PARIS – Just after British Prime Minister Theresa May’s Lancaster House speech, in which she outlined her government’s objectives in the upcoming negotiations on the United Kingdom’s withdrawal from the European Union, one well-known expert and political commentator, who once worked at 10 Downing Street, was positively impressed. “You cannot speak of ‘Perfidious Albion’ any longer,” he told me when I met him in a London club. “Theresa May has been crystal clear: Brexit means exit.”
My interlocutor had voted in last June’s Brexit referendum to remain in the EU, but like much of the country, he welcomed May’s speech. “If you search for an image to describe today’s Great Britain, speak of a ‘defiant lion,’” he told me, before emphasizing three key points.

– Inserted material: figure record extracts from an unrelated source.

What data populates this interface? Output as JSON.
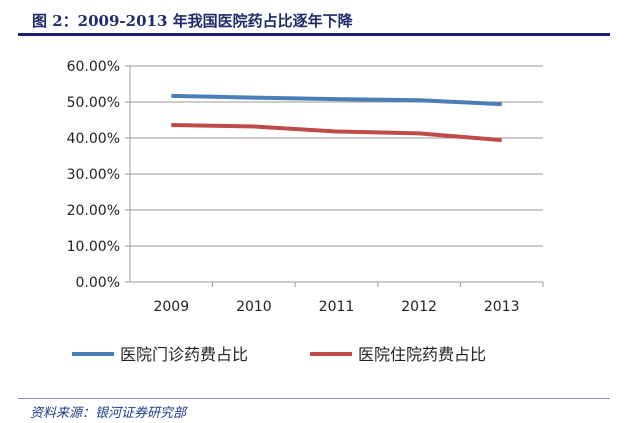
{
  "title": "图 2：2009-2013 年我国医院药占比逐年下降",
  "source": "资料来源：银河证券研究部",
  "chart_data": {
    "type": "line",
    "categories": [
      "2009",
      "2010",
      "2011",
      "2012",
      "2013"
    ],
    "yticks": [
      "0.00%",
      "10.00%",
      "20.00%",
      "30.00%",
      "40.00%",
      "50.00%",
      "60.00%"
    ],
    "ylim": [
      0,
      60
    ],
    "grid": true,
    "legend_placement": "bottom",
    "series": [
      {
        "name": "医院门诊药费占比",
        "color": "#4a7ebb",
        "values": [
          51.7,
          51.2,
          50.8,
          50.5,
          49.4
        ]
      },
      {
        "name": "医院住院药费占比",
        "color": "#be4b48",
        "values": [
          43.6,
          43.2,
          41.8,
          41.3,
          39.4
        ]
      }
    ]
  }
}
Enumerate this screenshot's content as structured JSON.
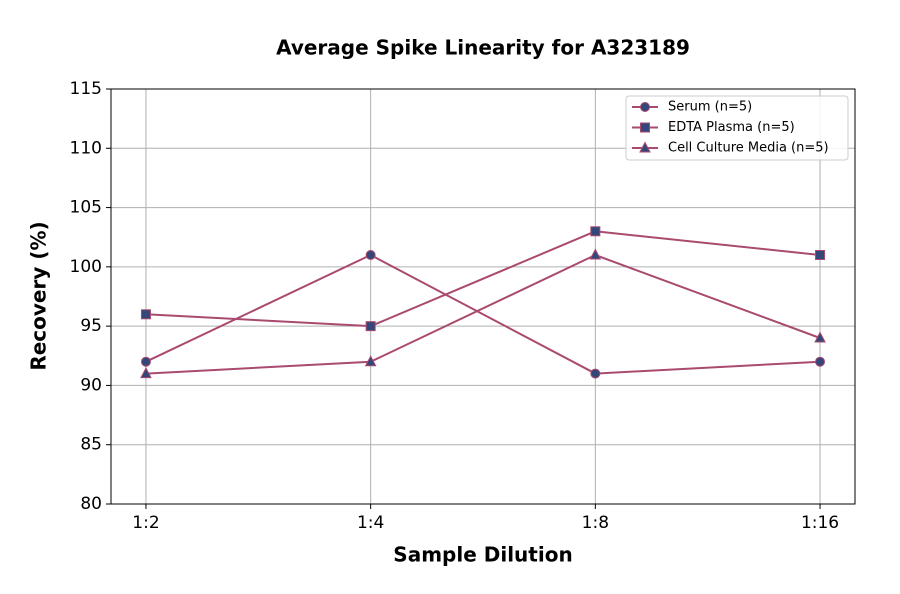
{
  "chart_data": {
    "type": "line",
    "title": "Average Spike Linearity for A323189",
    "x_label": "Sample Dilution",
    "y_label": "Recovery (%)",
    "categories": [
      "1:2",
      "1:4",
      "1:8",
      "1:16"
    ],
    "series": [
      {
        "name": "Serum (n=5)",
        "color": "#a94a6e",
        "marker_color": "#34477a",
        "marker": "circle",
        "values": [
          92,
          101,
          91,
          92
        ]
      },
      {
        "name": "EDTA Plasma (n=5)",
        "color": "#a94a6e",
        "marker_color": "#34477a",
        "marker": "square",
        "values": [
          96,
          95,
          103,
          101
        ]
      },
      {
        "name": "Cell Culture Media (n=5)",
        "color": "#a94a6e",
        "marker_color": "#34477a",
        "marker": "triangle",
        "values": [
          91,
          92,
          101,
          94
        ]
      }
    ],
    "ylim": [
      80,
      115
    ],
    "yticks": [
      80,
      85,
      90,
      95,
      100,
      105,
      110,
      115
    ],
    "grid": true,
    "legend": "upper right"
  }
}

For starters, he said, the European model of integration is in crisis, and the EU has proved to be incapable of reforming itself. Leaving the bloc – not like a rat scurrying off a sinking ship, but with style – is proof of British realism. Moreover, there has always been a disconnect between the UK and the EU, because the project of European integration was presented as primarily economic, when it was, above all, political in nature. The EU single market, like the Eurostar railway that connects London to continental Europe, was not enough to turn Britons into Europeans.
Second, despite the obvious difficulties, a clean break with the EU is probably far simpler than negotiating a complex arrangement with the remaining 27 member states, especially if one’s priority is to keep the British Conservative Party unified and in power.